Thursday, June 27, 2013

pretty, happy, funny, real

~ Capturing the context of contentment in everyday life ~  

pretty
Pretty summer days for these pretty girls to swim

happy...
That I have been able to take time for myself (and whoever wants to join me) most evenings for a long walk around different paths in my neighborhood. Tonight no one was available to go with me, so I enjoyed over an hour to pray, meditate, make mental lists and generally clear my head. I changed my route and ended with this view on the last leg home.


funny
Ceci spotted this silly face peaking up outside the back door. I hope he wasn't stuck.




 real
My garden started this year with such promise. With May mild temperatures and abundant rains,  my tomatoes and beans were already producing before Memorial Day..



Then the deer realized my electric fence battery was out before I noticed, and tasted every plant in my garden, showing special delight in my strawberries, tomatoes, beans, squash, and cucumbers. Trying hard not to be discouraged and revive what's left, I am hoping with the Texas sun we have plenty of time to recover.
 For what ever reason, the deer did not like peppers. They tried bites here and there, but left most unharmed.  I always try to grow peppers, normally without much success. This year, we are all about peppers, but no tomatoes, cucumbers, beans... The kids and I eat these raw before dinner, but we are still picking more than we can eat, so time for Stuffed Peppers.

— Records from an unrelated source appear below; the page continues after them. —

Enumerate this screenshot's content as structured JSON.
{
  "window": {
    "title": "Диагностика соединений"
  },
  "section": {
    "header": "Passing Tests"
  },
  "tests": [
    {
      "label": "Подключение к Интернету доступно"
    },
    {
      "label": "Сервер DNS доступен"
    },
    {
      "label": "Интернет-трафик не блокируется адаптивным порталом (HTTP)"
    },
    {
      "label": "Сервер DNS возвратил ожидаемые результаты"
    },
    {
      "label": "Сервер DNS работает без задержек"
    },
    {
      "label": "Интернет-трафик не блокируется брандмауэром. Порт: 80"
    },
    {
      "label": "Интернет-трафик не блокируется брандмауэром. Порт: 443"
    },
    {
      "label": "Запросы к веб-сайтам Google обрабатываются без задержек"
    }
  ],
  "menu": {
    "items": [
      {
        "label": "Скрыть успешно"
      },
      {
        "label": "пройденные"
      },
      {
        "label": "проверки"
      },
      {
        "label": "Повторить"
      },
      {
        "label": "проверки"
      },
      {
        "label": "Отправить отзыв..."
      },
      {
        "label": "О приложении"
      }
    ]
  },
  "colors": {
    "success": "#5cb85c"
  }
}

In a salute to the circle of life, I used venison in my recipe. If you try this, don't skip the "M.S.G." - Mint, Salt, Garlic. The mint gives a wonderful light aromatic scent and Lebanese flavor. Recipe could also be used to stuff squash or cabbage leaves.
Stuffed Peppers
1 lb. ground meat/ venison
1 cup rice (brown works)
1/2 tsp. allspice
2 tsp. salt
10 peppers, tops and seeds removed
1/4 tsp M. S. G (mint, salt, garlic)
1/2 tsp. ground black pepper
1 can tomatoes  
Wash peppers and cut off tips, scoop out seeds. Mix all the meat, rice, salt, pepper, allspice and M.S.G. Add 1/2 can tomatoes. Fill hollow shell and arrange in stew pan. Use rest of tomatoes mixed with water and 1/2 tsp salt to cover again. Cook for 1 to 1 1/2 hours at 350. I keep covered for half cook time.


go see more contentment at Like Mother, Like Daughter...

1 comment:

  1. The circle of life. HA! Our garden is unfenced and last year did fine but I am nervous again this year...there seems to be a whole lot of wildlife these days!